Furloughed employees will receive full pay until at least the end of next month, the company said this morning.
The developer also said both the executive and non-executive teams had agreed to a 20 per cent pay cut until work resumes on building sites, and there will be no salary rise or increase in fees next year.
Barratt had already cancelled the payment of a £100m interim dividend, and suspended capital expenditure, land buying and recruitment activity in order to conserve cash.
The group has around £450m in cash, with total committed facilities and private placement notes of £900m.
Between 23 March and 12 April Barratt completed 1,349 homes, bringing the total for the year to 11,713 homes.

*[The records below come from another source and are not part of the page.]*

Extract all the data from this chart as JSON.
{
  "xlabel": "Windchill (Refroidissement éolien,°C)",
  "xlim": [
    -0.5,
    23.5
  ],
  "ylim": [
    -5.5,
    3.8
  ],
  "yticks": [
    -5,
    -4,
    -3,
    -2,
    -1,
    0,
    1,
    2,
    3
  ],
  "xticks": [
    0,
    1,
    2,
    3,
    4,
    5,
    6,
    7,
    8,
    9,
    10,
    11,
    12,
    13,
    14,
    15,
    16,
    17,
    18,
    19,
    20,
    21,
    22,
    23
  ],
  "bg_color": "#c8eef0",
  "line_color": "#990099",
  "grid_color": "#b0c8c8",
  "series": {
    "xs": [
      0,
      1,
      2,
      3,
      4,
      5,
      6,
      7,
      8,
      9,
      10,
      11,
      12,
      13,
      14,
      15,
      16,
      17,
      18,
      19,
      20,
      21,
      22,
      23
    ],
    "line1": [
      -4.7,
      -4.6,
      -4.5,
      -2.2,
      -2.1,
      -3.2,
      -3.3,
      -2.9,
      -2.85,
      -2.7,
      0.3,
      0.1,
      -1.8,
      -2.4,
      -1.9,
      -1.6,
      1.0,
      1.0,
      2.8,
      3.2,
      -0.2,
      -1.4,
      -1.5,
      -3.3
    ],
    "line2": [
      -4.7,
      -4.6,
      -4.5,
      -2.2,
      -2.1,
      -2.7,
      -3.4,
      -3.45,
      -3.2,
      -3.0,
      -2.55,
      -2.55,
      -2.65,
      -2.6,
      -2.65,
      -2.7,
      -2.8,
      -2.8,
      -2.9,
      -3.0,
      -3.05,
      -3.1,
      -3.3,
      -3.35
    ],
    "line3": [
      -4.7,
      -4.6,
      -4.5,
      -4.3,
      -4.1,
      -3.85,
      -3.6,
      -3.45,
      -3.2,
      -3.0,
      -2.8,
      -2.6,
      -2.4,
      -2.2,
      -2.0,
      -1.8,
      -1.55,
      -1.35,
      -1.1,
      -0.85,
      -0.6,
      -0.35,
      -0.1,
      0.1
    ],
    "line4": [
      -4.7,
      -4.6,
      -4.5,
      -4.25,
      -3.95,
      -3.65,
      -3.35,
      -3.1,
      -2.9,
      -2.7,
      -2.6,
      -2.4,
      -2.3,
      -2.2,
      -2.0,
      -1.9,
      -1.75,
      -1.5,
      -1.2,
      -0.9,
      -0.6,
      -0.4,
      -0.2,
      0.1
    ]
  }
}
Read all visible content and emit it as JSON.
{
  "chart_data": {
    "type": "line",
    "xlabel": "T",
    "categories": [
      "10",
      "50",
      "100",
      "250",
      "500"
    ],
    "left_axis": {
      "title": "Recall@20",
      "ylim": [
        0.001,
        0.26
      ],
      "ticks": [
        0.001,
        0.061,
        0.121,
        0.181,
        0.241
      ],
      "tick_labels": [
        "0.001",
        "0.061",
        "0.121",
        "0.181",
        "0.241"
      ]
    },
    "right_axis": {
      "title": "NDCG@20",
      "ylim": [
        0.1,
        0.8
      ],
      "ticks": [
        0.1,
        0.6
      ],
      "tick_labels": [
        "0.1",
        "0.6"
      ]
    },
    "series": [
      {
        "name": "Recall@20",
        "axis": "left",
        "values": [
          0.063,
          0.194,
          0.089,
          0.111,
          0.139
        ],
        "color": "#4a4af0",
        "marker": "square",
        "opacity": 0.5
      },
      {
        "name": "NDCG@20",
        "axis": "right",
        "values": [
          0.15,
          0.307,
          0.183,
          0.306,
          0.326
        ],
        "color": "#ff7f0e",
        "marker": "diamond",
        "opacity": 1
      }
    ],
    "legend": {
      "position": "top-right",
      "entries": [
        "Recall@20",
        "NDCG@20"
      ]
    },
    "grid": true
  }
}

The company has forward sales of 12,376 homes at a value of £2.89bn. However while its sales centres and construction sites are closed further home completions and reservations will be “very limited”.
Sophie Lund-Yates, equity analyst at Hargreaves Lansdown, said: “ Construction has ground to a halt, and the disruption means the likes of Barratt Developments are facing the double whammy of falling demand and prices.
“With revenues and profits squarely in the firing line, the group’s doing the right thing by trying to preserve cash.
“The biggest question will be how long the disruption lasts – a short-term shock will be painful, but manageable for the balance sheet. A long-term shut down could raise some trickier questions.”
She added: “The challenges faced by the housebuilders will not all be fixed once construction is allowed to start up again.”